A petition filed in April by the New England Ratepayers Association (NERA) has requested that the Federal Energy Regulatory Commission (FERC) reassess its authority over retail solar sales, stating that the federal government, through FERC, not individual state legislatures and public utility commissions, has exclusive jurisdiction over wholesale energy sales and should end the practice of net metering.
FERC, which regulates the interstate transmission of electricity, established a policy in 2001 that allows state legislatures and utilities to decide how to compensate owners of solar panels for the excess electricity that they produce which is subsequently sold to the grid. Many states have chosen to pay solar owners full retail price for that electricity in the form of energy credits, allowing solar producers to offset their electricity bills with these credits and pay only the difference between the amount of energy they drew from the grid and the amount they produced and sold to the grid. The industry consensus is that net metering policies have been the main factor in the rapid adoption of solar panels over the last two decades: currently 41 states have some kind of net metering policy, and over 2.4 residential solar systems exist in the United States.
But the NERA petition has asked FERC to assess its authority under the Public Utility Regulatory Policies Act of 1978 (PURPA), arguing that under the statute, jurisdiction over sales of solar electricity should be transferred from the states to the federal government, upending twenty years of precedent. The petition claims that the federal government should have the exclusive authority over the billing between utility companies and the owners of solar panels for excess electricity they produce. NERA also argues that companies should be free to pay wholesale prices for excess electricity, meaning that solar panel owners would go from receiving full retail price, in the form of credits, to the wholesale rate, which equates to just a few cents per kilowatt hour.
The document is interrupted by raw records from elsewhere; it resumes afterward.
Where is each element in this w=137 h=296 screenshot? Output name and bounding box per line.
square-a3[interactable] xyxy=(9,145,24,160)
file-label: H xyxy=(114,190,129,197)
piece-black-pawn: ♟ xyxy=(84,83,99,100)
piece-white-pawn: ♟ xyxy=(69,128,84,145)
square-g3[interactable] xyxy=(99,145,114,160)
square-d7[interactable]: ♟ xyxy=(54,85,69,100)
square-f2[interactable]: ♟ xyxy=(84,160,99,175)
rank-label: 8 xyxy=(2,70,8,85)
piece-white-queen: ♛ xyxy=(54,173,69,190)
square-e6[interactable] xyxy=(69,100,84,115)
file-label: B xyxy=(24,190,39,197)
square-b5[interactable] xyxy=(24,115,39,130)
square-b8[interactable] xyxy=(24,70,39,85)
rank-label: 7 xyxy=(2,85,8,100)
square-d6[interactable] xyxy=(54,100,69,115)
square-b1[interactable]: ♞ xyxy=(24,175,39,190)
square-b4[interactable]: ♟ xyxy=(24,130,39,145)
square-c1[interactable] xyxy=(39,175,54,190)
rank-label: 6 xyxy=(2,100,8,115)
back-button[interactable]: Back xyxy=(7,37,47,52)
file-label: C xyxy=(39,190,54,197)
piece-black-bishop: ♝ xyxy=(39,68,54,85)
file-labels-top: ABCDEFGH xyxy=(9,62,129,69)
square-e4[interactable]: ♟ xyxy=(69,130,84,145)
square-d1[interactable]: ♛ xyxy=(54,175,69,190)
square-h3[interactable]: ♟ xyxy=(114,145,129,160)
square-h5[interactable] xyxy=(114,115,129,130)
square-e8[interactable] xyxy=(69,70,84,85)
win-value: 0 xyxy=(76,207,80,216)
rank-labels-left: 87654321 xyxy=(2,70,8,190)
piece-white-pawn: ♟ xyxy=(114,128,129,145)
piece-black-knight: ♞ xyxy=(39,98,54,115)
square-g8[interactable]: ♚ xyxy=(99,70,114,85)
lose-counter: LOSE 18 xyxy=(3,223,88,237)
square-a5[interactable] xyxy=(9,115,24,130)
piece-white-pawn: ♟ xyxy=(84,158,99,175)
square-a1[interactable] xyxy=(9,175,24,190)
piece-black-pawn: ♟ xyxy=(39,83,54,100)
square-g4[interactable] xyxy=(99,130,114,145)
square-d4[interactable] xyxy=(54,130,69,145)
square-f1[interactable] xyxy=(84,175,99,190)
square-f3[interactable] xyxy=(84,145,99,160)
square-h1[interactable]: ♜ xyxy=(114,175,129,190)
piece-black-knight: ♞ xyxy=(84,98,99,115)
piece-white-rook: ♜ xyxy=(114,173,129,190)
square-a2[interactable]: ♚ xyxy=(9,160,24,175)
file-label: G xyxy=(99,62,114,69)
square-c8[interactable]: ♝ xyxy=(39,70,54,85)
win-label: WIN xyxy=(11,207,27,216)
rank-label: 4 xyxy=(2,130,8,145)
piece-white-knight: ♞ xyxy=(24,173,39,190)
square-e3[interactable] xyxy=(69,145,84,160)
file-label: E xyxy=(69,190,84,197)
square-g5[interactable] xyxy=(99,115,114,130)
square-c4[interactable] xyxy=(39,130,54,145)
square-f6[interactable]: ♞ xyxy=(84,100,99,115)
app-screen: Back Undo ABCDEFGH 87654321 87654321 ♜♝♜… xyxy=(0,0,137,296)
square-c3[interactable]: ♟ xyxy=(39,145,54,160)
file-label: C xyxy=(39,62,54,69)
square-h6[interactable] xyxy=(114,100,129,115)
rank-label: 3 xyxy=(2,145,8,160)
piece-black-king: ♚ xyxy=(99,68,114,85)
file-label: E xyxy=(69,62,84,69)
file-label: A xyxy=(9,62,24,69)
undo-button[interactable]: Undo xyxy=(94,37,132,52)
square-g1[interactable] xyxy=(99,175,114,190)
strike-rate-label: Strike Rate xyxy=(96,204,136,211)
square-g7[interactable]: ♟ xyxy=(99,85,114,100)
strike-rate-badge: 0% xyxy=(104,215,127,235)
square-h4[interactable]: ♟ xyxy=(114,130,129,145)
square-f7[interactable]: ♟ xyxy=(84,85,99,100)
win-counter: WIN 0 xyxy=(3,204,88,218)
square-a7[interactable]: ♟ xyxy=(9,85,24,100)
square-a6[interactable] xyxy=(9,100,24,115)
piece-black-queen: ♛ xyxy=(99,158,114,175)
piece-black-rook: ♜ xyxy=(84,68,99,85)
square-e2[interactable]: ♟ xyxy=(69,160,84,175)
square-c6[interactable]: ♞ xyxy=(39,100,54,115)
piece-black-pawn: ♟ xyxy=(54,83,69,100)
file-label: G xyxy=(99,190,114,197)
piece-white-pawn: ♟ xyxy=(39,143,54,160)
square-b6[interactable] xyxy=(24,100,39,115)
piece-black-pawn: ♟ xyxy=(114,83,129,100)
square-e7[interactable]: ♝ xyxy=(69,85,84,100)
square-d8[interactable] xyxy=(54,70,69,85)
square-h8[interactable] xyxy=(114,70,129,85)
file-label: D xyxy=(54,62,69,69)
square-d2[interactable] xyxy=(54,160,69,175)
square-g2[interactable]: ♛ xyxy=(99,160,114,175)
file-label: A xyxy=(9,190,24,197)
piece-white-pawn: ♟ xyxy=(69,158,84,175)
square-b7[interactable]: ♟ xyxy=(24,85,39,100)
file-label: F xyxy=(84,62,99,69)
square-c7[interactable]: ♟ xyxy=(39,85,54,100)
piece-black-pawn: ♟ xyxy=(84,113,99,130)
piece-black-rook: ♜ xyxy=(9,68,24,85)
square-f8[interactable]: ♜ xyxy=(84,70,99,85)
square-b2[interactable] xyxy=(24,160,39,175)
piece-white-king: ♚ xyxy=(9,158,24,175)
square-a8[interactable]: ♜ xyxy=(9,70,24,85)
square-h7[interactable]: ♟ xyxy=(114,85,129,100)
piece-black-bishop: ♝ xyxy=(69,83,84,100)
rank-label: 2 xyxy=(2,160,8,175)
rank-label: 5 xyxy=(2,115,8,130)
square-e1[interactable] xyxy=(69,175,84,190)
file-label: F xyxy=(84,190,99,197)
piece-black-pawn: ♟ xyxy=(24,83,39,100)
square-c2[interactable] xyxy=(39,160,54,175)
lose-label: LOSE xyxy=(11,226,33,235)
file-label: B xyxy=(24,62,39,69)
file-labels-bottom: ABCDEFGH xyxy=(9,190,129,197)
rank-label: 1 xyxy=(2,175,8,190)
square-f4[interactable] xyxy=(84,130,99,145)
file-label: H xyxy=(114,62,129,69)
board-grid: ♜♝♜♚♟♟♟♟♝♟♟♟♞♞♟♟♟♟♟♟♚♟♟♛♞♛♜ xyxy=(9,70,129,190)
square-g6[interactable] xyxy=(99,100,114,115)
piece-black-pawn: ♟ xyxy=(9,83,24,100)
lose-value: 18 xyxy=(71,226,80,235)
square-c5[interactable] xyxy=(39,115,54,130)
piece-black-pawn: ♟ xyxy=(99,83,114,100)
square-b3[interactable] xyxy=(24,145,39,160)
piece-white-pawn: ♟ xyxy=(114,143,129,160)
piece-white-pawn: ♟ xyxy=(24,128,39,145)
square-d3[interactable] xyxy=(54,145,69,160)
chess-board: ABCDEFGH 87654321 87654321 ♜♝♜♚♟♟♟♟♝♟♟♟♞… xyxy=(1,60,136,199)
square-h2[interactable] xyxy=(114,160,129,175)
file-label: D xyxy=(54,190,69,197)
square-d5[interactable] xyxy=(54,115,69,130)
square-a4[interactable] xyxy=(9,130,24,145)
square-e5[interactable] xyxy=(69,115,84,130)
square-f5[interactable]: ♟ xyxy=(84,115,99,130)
NERA, a nonprofit advocacy group that claims to “give a larger voice for families and businesses that are served by regulated utilities,” operates in relative opacity but has proposed additional petitions to FERC and lobbied for natural gas pipeline expansions in the past. Many members of the energy industry have stated the belief that the organization is a front for big business; a review by the organization Public Citizen in 2018 identified only a few members of the nonprofit, all of whom has paid thousands of dollars towards its lobbying and advocacy activities.
Since its filing in April, the petition has garnered enormous interest from different stakeholders, the vast majority of whom have voiced their opposition. A public comment period on the petition that ended on June 15 resulted in more than 57,000 individuals, 450 organizations, and 37 states filing comments in formal opposition, including 30 state public utility commissions, 35 members of Congress, and 31 attorneys general. The NAACP submitted comments specifically rebutting NERA’s argument that net metering increases costs for those who do not engage with the practice, stating that the argument was “spurious and misleading” and that the benefits of net metering outweigh the costs for all payers. Anti-net metering utilities, who often espouse this same argument, were notably absent from public comment. 22 organizations and individuals filed comments in support of the petition.
If the request were granted, FERC would be able to assert its authority over billing between solar owners and utility companies and would, almost certainly, end net metering in the United States. Doing so would result in an increased financial burden for solar owners by reducing the value of the energy they currently sell to the grid, extending the time it takes to pay back the cost of panels and installation by several years (the current average payback period for solar technology is 7.5 years) and therefore make the installation of solar panels less attractive for customers. If the entire country were forced to end net metering, as many as 2.2 million United States residents would see increased electricity costs, while millions of others who would have installed solar panels in the future would be face a significantly higher financial burden, and reduced incentives to do so.
Importantly, with regards to developers of solar projects across the country, the petition’s approval would result in decreased incentives for customers to pay for the benefits of solar energy, creating significant hardship for developers in recruiting subscribers to new energy projects and slowing the ability to develop projects. The cost of solar installations with respect to the potential payoff would be reduced to a point at which only customers desiring to make an environmental impact, with no financial benefit, would be able to participate. Some states’ solar incentive programs, which require a certain percentage of power developed by projects be allocated to low income or residential subscribers, would become difficult to qualify under, further harming the earning potential for developers. The significantly decreased financial incentive would make it infeasible for low-income or residential subscribers to participate without the developer absorbing a significant portion of the costs. Able to attract only the most environmentally friendly and deep pocketed subscribers, the rate of solar installations would grind to a near stand-still as developers would struggle to obtain 100% subscriptions, qualify under states’ solar incentive programs, and still earn a profit.
Whether or not the petition will be approved, and whether FERC will even rule on it, remains an open question. Following the public comment period, FERC has wide authority to take up the petition or to ignore it altogether. The agency has not yet set a date to rule on the petition, and it is impossible to predict what it will choose to do. What is certain, however, is that any decision favoring the petition would result in legal challenges from many of the opposing organizations as well as serious opposition from many states. What would ensue would be a years-long legal battle, delaying any immediate impact of the rule change indefinitely.